実際に見たことはありませんが、たしか人に聞いたところでは、黒死病にかかった人というのは、一刻ごとに虚空を掻きむしらんが如く悶え苦しむという話だったのに、歩美の場合、多少うなされた様子は見せるものの、概ね静かに入眠している状態だったからです。
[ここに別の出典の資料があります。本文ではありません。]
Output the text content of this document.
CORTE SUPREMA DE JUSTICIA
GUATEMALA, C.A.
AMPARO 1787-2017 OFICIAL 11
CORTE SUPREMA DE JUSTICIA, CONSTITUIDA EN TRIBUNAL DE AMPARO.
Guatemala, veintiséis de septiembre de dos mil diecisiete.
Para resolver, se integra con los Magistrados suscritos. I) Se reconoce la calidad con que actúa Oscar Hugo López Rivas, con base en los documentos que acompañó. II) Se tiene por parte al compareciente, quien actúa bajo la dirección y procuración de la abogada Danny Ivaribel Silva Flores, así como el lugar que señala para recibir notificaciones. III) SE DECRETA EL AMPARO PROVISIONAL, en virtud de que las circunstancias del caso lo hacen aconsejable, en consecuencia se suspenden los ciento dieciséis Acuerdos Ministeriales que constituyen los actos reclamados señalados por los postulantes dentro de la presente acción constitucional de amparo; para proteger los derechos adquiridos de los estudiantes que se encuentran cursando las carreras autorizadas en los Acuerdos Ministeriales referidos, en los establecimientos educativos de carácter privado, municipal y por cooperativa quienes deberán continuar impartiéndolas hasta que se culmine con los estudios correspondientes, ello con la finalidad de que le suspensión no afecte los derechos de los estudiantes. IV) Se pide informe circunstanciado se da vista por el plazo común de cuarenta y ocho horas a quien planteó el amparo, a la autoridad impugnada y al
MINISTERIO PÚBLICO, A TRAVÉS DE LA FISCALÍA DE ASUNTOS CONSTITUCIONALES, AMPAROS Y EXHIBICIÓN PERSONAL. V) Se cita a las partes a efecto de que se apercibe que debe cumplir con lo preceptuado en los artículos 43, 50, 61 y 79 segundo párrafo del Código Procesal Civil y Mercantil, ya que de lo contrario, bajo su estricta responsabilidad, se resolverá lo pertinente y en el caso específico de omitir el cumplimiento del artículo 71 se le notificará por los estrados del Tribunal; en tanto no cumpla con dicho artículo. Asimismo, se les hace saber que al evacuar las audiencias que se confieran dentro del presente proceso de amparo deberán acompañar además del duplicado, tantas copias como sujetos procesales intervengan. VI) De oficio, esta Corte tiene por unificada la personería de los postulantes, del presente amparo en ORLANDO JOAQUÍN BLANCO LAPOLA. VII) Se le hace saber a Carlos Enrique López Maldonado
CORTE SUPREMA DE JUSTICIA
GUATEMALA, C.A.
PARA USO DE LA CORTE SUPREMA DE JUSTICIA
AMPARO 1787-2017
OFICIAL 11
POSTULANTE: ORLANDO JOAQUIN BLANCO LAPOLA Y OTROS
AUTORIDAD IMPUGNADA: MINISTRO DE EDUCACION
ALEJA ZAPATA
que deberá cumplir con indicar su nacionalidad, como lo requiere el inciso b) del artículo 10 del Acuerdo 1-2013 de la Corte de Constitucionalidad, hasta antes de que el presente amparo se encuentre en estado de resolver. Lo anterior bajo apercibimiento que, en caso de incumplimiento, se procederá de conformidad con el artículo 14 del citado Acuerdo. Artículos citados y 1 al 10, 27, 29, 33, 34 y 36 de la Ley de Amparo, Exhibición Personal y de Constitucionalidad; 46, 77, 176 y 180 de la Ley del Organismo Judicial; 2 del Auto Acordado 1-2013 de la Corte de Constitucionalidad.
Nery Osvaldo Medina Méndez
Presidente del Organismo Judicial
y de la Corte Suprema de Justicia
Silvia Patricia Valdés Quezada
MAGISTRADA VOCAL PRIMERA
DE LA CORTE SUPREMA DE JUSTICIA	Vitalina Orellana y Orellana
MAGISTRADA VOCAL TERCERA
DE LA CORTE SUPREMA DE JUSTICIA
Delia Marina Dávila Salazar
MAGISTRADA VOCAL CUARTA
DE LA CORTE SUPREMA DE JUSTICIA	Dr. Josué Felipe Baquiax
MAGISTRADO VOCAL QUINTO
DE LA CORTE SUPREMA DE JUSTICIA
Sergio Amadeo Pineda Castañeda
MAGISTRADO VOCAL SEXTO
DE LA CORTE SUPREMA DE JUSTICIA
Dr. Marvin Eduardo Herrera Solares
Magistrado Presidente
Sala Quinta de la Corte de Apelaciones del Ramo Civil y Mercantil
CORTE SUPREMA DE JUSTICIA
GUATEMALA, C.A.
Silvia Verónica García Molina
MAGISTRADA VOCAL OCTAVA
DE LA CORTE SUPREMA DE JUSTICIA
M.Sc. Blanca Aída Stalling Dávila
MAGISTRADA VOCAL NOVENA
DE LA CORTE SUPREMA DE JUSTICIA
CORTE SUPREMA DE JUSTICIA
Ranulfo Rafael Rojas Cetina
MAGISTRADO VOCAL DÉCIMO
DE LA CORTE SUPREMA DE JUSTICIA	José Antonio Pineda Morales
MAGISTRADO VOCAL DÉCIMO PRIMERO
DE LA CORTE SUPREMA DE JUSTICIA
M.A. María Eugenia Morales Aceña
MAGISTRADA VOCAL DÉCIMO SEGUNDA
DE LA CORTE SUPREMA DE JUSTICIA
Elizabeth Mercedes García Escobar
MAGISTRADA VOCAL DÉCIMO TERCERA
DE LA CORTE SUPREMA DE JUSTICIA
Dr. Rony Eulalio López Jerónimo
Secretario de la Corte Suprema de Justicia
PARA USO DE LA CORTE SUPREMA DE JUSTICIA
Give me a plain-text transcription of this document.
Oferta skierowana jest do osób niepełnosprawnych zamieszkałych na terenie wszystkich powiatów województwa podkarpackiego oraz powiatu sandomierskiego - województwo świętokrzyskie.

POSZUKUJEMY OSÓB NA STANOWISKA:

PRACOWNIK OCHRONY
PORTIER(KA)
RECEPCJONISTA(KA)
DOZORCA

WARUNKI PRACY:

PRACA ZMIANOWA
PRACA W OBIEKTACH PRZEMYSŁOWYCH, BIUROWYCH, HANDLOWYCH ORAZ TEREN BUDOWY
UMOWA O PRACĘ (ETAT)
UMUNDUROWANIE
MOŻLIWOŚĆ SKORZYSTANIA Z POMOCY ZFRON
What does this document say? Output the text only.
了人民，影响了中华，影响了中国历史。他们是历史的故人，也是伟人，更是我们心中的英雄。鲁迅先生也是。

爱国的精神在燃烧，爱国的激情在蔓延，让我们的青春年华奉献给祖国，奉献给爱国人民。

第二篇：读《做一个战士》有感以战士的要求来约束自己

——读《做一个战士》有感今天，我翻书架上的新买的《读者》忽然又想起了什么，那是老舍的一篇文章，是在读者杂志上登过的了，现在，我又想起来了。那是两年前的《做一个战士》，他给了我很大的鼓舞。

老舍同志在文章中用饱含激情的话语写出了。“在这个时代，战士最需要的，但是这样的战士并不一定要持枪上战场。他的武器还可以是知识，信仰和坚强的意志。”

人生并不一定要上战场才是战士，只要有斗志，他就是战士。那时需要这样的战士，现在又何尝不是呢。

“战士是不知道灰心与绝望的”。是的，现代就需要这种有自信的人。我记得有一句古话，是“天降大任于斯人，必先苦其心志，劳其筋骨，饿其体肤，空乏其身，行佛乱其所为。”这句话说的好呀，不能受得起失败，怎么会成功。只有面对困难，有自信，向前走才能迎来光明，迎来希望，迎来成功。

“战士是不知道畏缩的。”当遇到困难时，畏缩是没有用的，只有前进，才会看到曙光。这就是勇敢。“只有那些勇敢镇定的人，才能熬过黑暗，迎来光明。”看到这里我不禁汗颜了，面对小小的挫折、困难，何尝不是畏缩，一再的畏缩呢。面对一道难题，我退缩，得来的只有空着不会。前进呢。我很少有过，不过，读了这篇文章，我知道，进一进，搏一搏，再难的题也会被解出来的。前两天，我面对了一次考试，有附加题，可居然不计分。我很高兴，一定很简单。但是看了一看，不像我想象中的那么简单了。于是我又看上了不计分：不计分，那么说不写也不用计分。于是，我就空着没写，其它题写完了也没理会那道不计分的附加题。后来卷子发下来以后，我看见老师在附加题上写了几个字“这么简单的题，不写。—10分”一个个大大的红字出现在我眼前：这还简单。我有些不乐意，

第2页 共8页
蘭は、歩美が黒死病ではないという可能性を少しでも疑ってみなかった自分を恥じました。
結局のところは自分もまた、黒死病の風評に惑わされ、歩美を偏見の目で見ていたひとりに過ぎなかったと悔やみ、そのことを深く反省するとともに、思い込みに囚われず、進んで歩美を保護してくれた新一に対して心から感謝しました。
そうして、偶然出会ったこの不思議な少年のことが、次第に気になってたまらなくなってきたのです。

新一の家の生活は、簡素そのものでした。
1日の食事に必要な鳥や木の実やとったりする以外、新一は家で本を読んで過ごしているそうです。
蘭には、そんな彼の生活ぶりが不思議でなりません。
何故、人々に恐れられている米花の森にひとりきりで住んでいるのか。
生活に必要な道具や本はどこから手に入れているのか。
だいたい、この家自体どうやって建てたのか。
家族はいないのか。
身分は−−−などなど、知りたいことはそれこそ山ほどあります。
けれど、新一は自分のことを語りたがるでもなく、当初言っていたとおり、ただ蘭と歩美を置いてやっているだけという態度を崩しませんでした。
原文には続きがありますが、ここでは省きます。